Licence means the non-exclusive licence to access and use the System, Hardware, System Parts and Trade Marks in relation to the System in the Territory, including in connection with the promotion, distribution and use of the System.

Licensed Operator has the meaning set out in the Contract Details, being an exclusively licensed operator of System Parts and System Services in the Territory as appointed by ecoSPIRITS.

Products means the Beverages transported by Official Distributor in the Territory.

Refilling Service means the service offered by Licensed Operator to Official Distributor for the refill of System Parts with Beverages transported by Official Distributor pursuant to the terms of this Agreement, in accordance with Clause 3.

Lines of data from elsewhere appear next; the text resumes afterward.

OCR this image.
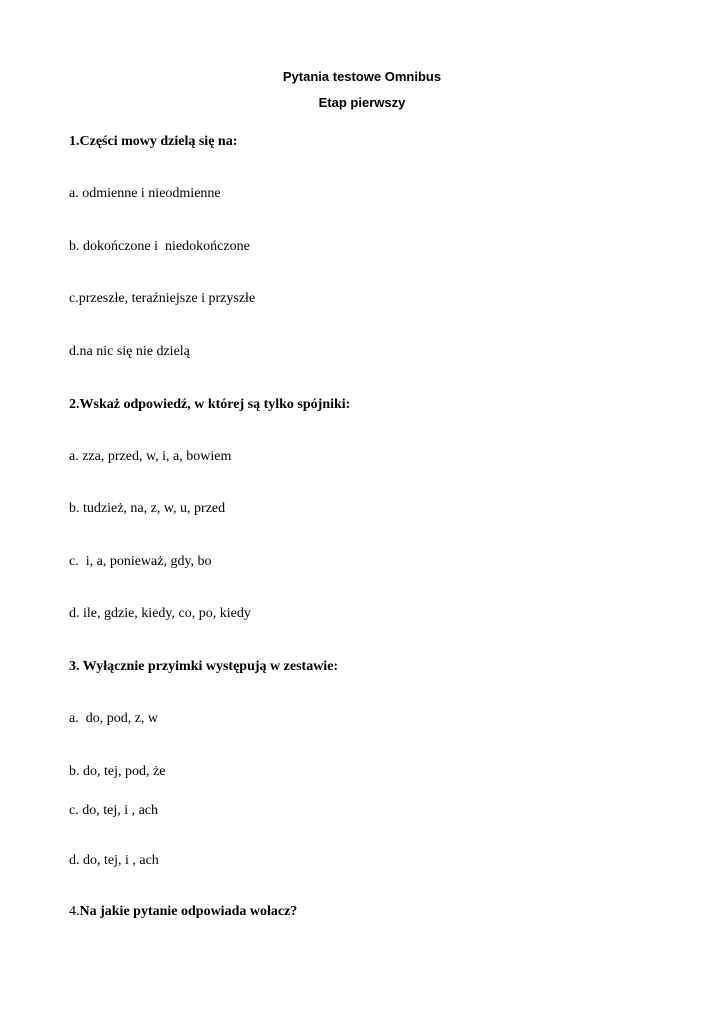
Pytania testowe Omnibus
Etap pierwszy
1.Części mowy dzielą się na:
a. odmienne i nieodmienne
b. dokończone i  niedokończone
c.przeszłe, teraźniejsze i przyszłe
d.na nic się nie dzielą
2.Wskaż odpowiedź, w której są tylko spójniki:
a. zza, przed, w, i, a, bowiem
b. tudzież, na, z, w, u, przed
c.  i, a, ponieważ, gdy, bo
d. ile, gdzie, kiedy, co, po, kiedy
3. Wyłącznie przyimki występują w zestawie:
a.  do, pod, z, w
b. do, tej, pod, że
c. do, tej, i , ach
d. do, tej, i , ach
4.Na jakie pytanie odpowiada wołacz?
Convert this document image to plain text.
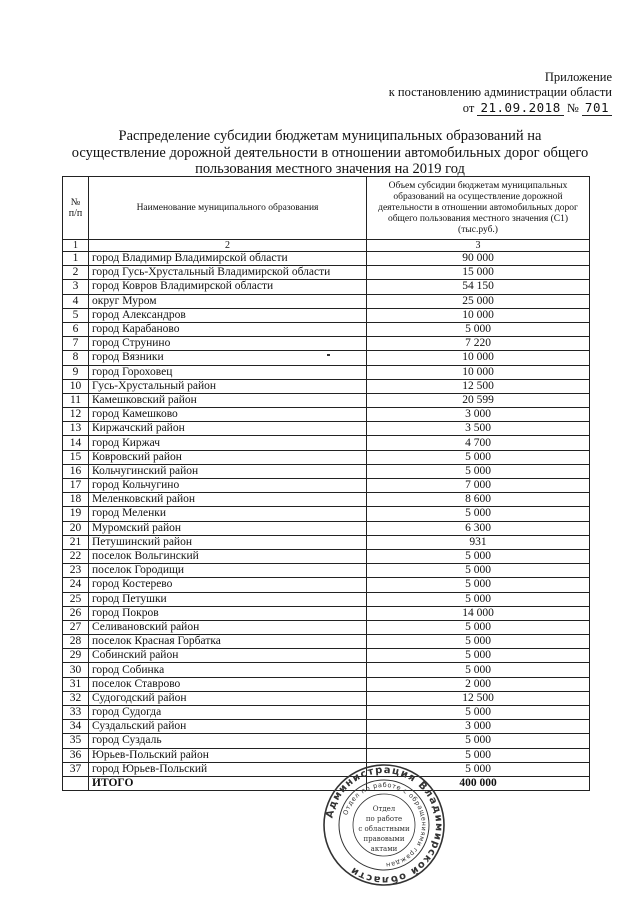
Приложение
к постановлению администрации области
от 21.09.2018 № 701
Распределение субсидии бюджетам муниципальных образований на осуществление дорожной деятельности в отношении автомобильных дорог общего пользования местного значения на 2019 год
№ п/п	Наименование муниципального образования	Объем субсидии бюджетам муниципальных образований на осуществление дорожной деятельности в отношении автомобильных дорог общего пользования местного значения (С1) (тыс.руб.)
1	2	3
1	город Владимир Владимирской области	90 000
2	город Гусь-Хрустальный Владимирской области	15 000
3	город Ковров Владимирской области	54 150
4	округ Муром	25 000
5	город Александров	10 000
6	город Карабаново	5 000
7	город Струнино	7 220
8	город Вязники	10 000
9	город Гороховец	10 000
10	Гусь-Хрустальный район	12 500
11	Камешковский район	20 599
12	город Камешково	3 000
13	Киржачский район	3 500
14	город Киржач	4 700
15	Ковровский район	5 000
16	Кольчугинский район	5 000
17	город Кольчугино	7 000
18	Меленковский район	8 600
19	город Меленки	5 000
20	Муромский район	6 300
21	Петушинский район	931
22	поселок Вольгинский	5 000
23	поселок Городищи	5 000
24	город Костерево	5 000
25	город Петушки	5 000
26	город Покров	14 000
27	Селивановский район	5 000
28	поселок Красная Горбатка	5 000
29	Собинский район	5 000
30	город Собинка	5 000
31	поселок Ставрово	2 000
32	Судогодский район	12 500
33	город Судогда	5 000
34	Суздальский район	3 000
35	город Суздаль	5 000
36	Юрьев-Польский район	5 000
37	город Юрьев-Польский	5 000
	ИТОГО	400 000
Администрация Владимирской области
Отдел по работе с обращениями граждан
Отдел
по работе
с областными
правовыми
актами
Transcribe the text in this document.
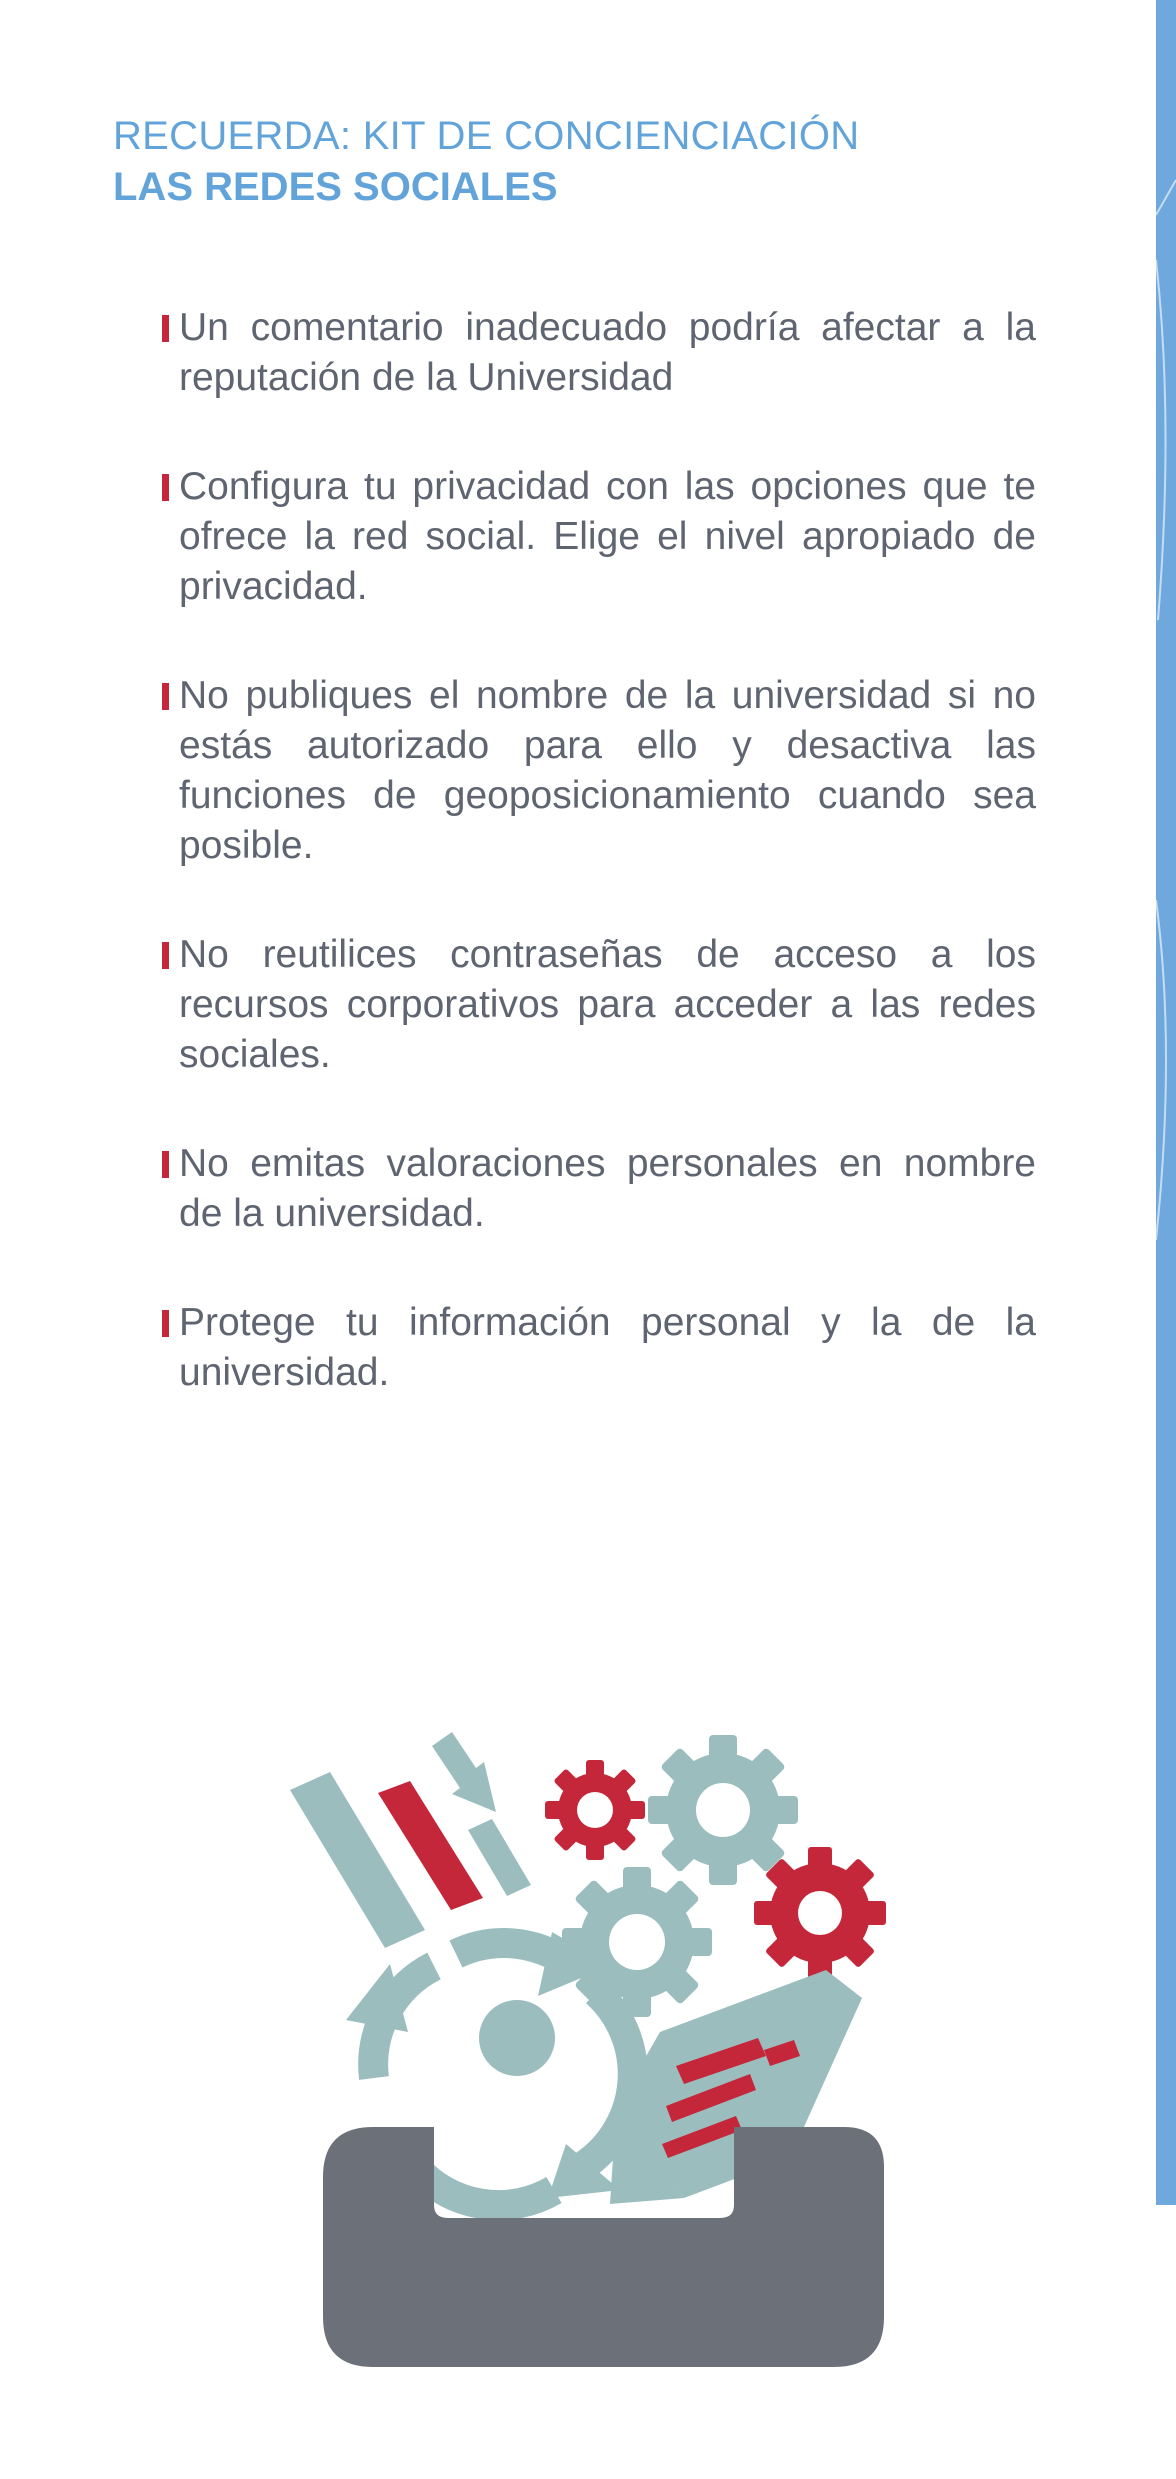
RECUERDA: KIT DE CONCIENCIACIÓN
LAS REDES SOCIALES
Un comentario inadecuado podría afectar a la reputación de la Universidad
Configura tu privacidad con las opciones que te ofrece la red social. Elige el nivel apropiado de privacidad.
No publiques el nombre de la universidad si no estás autorizado para ello y desactiva las funciones de geoposicionamiento cuando sea posible.
No reutilices contraseñas de acceso a los recursos corporativos para acceder a las redes sociales.
No emitas valoraciones personales en nombre de la universidad.
Protege tu información personal y la de la universidad.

System means the ecoSPIRITS closed loop spirit distribution system which utilises the System Parts and accessories, amongst others, to bottle and distribute Beverages between distillers, distributors and food and beverage outlets and ecoSPIRITS.

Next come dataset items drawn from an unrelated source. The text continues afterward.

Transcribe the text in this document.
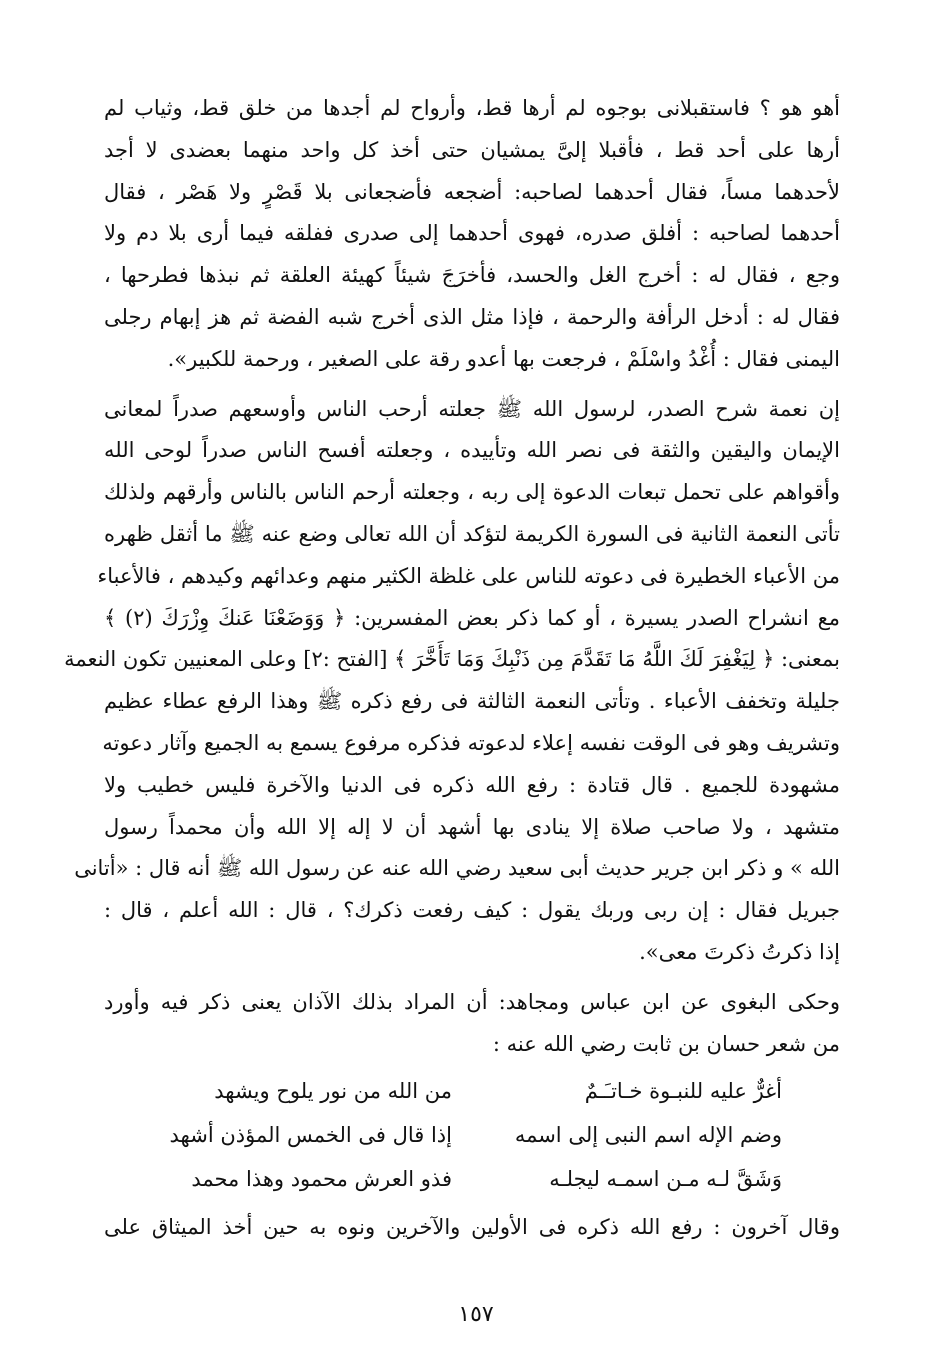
أهو هو ؟ فاستقبلانى بوجوه لم أرها قط، وأرواح لم أجدها من خلق قط، وثياب لم
أرها على أحد قط ، فأقبلا إلىَّ يمشيان حتى أخذ كل واحد منهما بعضدى لا أجد
لأحدهما مساً، فقال أحدهما لصاحبه: أضجعه فأضجعانى بلا قَصْرٍ ولا هَصْر ، فقال
أحدهما لصاحبه : أفلق صدره، فهوى أحدهما إلى صدرى ففلقه فيما أرى بلا دم ولا
وجع ، فقال له : أخرج الغل والحسد، فأخرَجَ شيئاً كهيئة العلقة ثم نبذها فطرحها ،
فقال له : أدخل الرأفة والرحمة ، فإذا مثل الذى أخرج شبه الفضة ثم هز إبهام رجلى
اليمنى فقال : أُغْدُ واسْلَمْ ، فرجعت بها أعدو رقة على الصغير ، ورحمة للكبير».
إن نعمة شرح الصدر، لرسول الله ﷺ جعلته أرحب الناس وأوسعهم صدراً لمعانى
الإيمان واليقين والثقة فى نصر الله وتأييده ، وجعلته أفسح الناس صدراً لوحى الله
وأقواهم على تحمل تبعات الدعوة إلى ربه ، وجعلته أرحم الناس بالناس وأرقهم ولذلك
تأتى النعمة الثانية فى السورة الكريمة لتؤكد أن الله تعالى وضع عنه ﷺ ما أثقل ظهره
من الأعباء الخطيرة فى دعوته للناس على غلظة الكثير منهم وعدائهم وكيدهم ، فالأعباء
مع انشراح الصدر يسيرة ، أو كما ذكر بعض المفسرين: ﴿ وَوَضَعْنَا عَنكَ وِزْرَكَ (٢) ﴾
بمعنى: ﴿ لِيَغْفِرَ لَكَ اللَّهُ مَا تَقَدَّمَ مِن ذَنْبِكَ وَمَا تَأَخَّرَ ﴾ [الفتح :٢] وعلى المعنيين تكون النعمة
جليلة وتخفف الأعباء . وتأتى النعمة الثالثة فى رفع ذكره ﷺ وهذا الرفع عطاء عظيم
وتشريف وهو فى الوقت نفسه إعلاء لدعوته فذكره مرفوع يسمع به الجميع وآثار دعوته
مشهودة للجميع . قال قتادة : رفع الله ذكره فى الدنيا والآخرة فليس خطيب ولا
متشهد ، ولا صاحب صلاة إلا ينادى بها أشهد أن لا إله إلا الله وأن محمداً رسول
الله » و ذكر ابن جرير حديث أبى سعيد رضي الله عنه عن رسول الله ﷺ أنه قال : «أتانى
جبريل فقال : إن ربى وربك يقول : كيف رفعت ذكرك؟ ، قال : الله أعلم ، قال :
إذا ذكرتُ ذكرتَ معى».
وحكى البغوى عن ابن عباس ومجاهد: أن المراد بذلك الآذان يعنى ذكر فيه وأورد
من شعر حسان بن ثابت رضي الله عنه :
أغرٌّ عليه للنبـوة خـاتـَـمٌ
من الله من نور يلوح ويشهد
وضم الإله اسم النبى إلى اسمه
إذا قال فى الخمس المؤذن أشهد
وَشَقَّ لـه مـن اسمـه ليجلـه
فذو العرش محمود وهذا محمد
وقال آخرون : رفع الله ذكره فى الأولين والآخرين ونوه به حين أخذ الميثاق على
١٥٧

System Parts means the non-disposable ecoTOTEs, and such related Hardware, parts and accessories of the System which house the Beverages, and which are delivered to Official Distributor from time to time pursuant to this Agreement.

System Services means access to the System, the grant of the Licence, the Refilling Service, access to the Sustainability Program, Sustainability Reporting Services, support and technical services in respect of the System as further detailed in this Agreement and any such additional services as may be agreed in writing between the Parties in connection with this Agreement from time to time.

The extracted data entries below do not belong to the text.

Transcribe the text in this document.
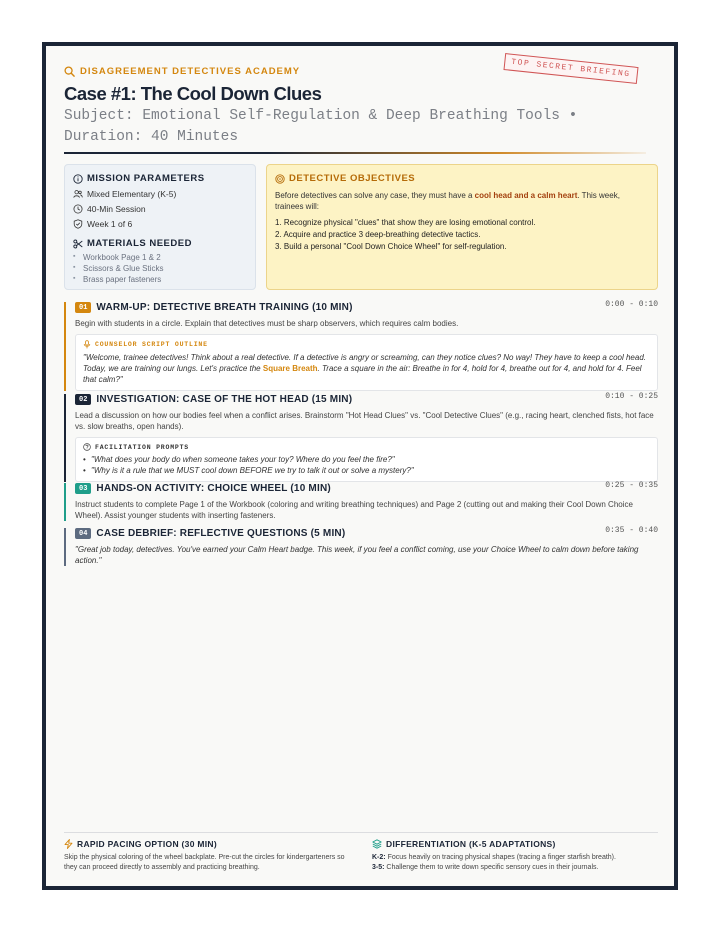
TOP SECRET BRIEFING
DISAGREEMENT DETECTIVES ACADEMY
Case #1: The Cool Down Clues
Subject: Emotional Self-Regulation & Deep Breathing Tools • Duration: 40 Minutes
MISSION PARAMETERS
Mixed Elementary (K-5)
40-Min Session
Week 1 of 6
MATERIALS NEEDED
▪ Workbook Page 1 & 2
▪ Scissors & Glue Sticks
▪ Brass paper fasteners
DETECTIVE OBJECTIVES
Before detectives can solve any case, they must have a cool head and a calm heart. This week, trainees will:
1. Recognize physical "clues" that show they are losing emotional control.
2. Acquire and practice 3 deep-breathing detective tactics.
3. Build a personal "Cool Down Choice Wheel" for self-regulation.
01 WARM-UP: DETECTIVE BREATH TRAINING (10 MIN)	0:00 - 0:10
Begin with students in a circle. Explain that detectives must be sharp observers, which requires calm bodies.
COUNSELOR SCRIPT OUTLINE
"Welcome, trainee detectives! Think about a real detective. If a detective is angry or screaming, can they notice clues? No way! They have to keep a cool head. Today, we are training our lungs. Let's practice the Square Breath. Trace a square in the air: Breathe in for 4, hold for 4, breathe out for 4, and hold for 4. Feel that calm?"
02 INVESTIGATION: CASE OF THE HOT HEAD (15 MIN)	0:10 - 0:25
Lead a discussion on how our bodies feel when a conflict arises. Brainstorm "Hot Head Clues" vs. "Cool Detective Clues" (e.g., racing heart, clenched fists, hot face vs. slow breaths, open hands).
FACILITATION PROMPTS
• "What does your body do when someone takes your toy? Where do you feel the fire?"
• "Why is it a rule that we MUST cool down BEFORE we try to talk it out or solve a mystery?"
03 HANDS-ON ACTIVITY: CHOICE WHEEL (10 MIN)	0:25 - 0:35
Instruct students to complete Page 1 of the Workbook (coloring and writing breathing techniques) and Page 2 (cutting out and making their Cool Down Choice Wheel). Assist younger students with inserting fasteners.
04 CASE DEBRIEF: REFLECTIVE QUESTIONS (5 MIN)	0:35 - 0:40
"Great job today, detectives. You've earned your Calm Heart badge. This week, if you feel a conflict coming, use your Choice Wheel to calm down before taking action."
RAPID PACING OPTION (30 MIN)
Skip the physical coloring of the wheel backplate. Pre-cut the circles for kindergarteners so they can proceed directly to assembly and practicing breathing.
DIFFERENTIATION (K-5 ADAPTATIONS)
K-2: Focus heavily on tracing physical shapes (tracing a finger starfish breath).
3-5: Challenge them to write down specific sensory cues in their journals.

Trade Marks means ecoSPIRITS registered and unregistered logos, trade names, trade marks and any further names, logos or trade marks that ecoSPIRITS may, by express notice in writing, permit or procure permission for, Official Distributor to use in the Territory in respect of the System, the System Parts and the System Services.

For each Territory, Official Distributor will select the program level as follows:

Part A. System

Part B. System Parts and Services

A comprehensive solution for closed-loop distribution of spirits and wine, including the following:

  1. (i) ecoTOTE tamper-proof, closed-loop 1.75L vessel fleet;
  2. (ii) ecoPLANT containerised, semi-automated beverage processing facility;
  3. (iii) SmartPour automatic dispense accessory;
  4. (iv) additional accessories necessary for closed-loop distribution operations;
  5. (v) ecoTOTE refilling services;
  6. (vi) customer service and support to distributors, wholesalers, brand partners, venue partners;
  7. (vii) licensed use of ecoSPIRITS trademarks for marketing and promotional purposes; and
  8. (viii) single use glass waste and carbon footprint reporting.

This Addition of Product(s) Addendum is entered into between [Licensed Operator entity name] (“Licensed Operator”) and [Official Distributor entity name] (“Official Distributor”). Each of Licensed Operator and Official Distributor shall be referred to as a “Party” and, together, the “Parties”. Reference is made to the Official Distributor Agreement entered into between the Parties with an effective date of [date] (the “Official Distributor Agreement”). Any capitalized terms not defined herein shall have the meaning ascribed to such term in the Official Distributor Agreement.

The Parties hereby agree to add the Additional Product(s) as set forth below to the Official Distributor Agreement under the following terms and conditions. All other Standard Terms of the Official Distributor Agreement shall apply to the Additional Product(s). if any document referenced in this Addendum are inconsistent with this Addendum, then the provisions of this Addendum will prevail with respect to such Additional Product(s).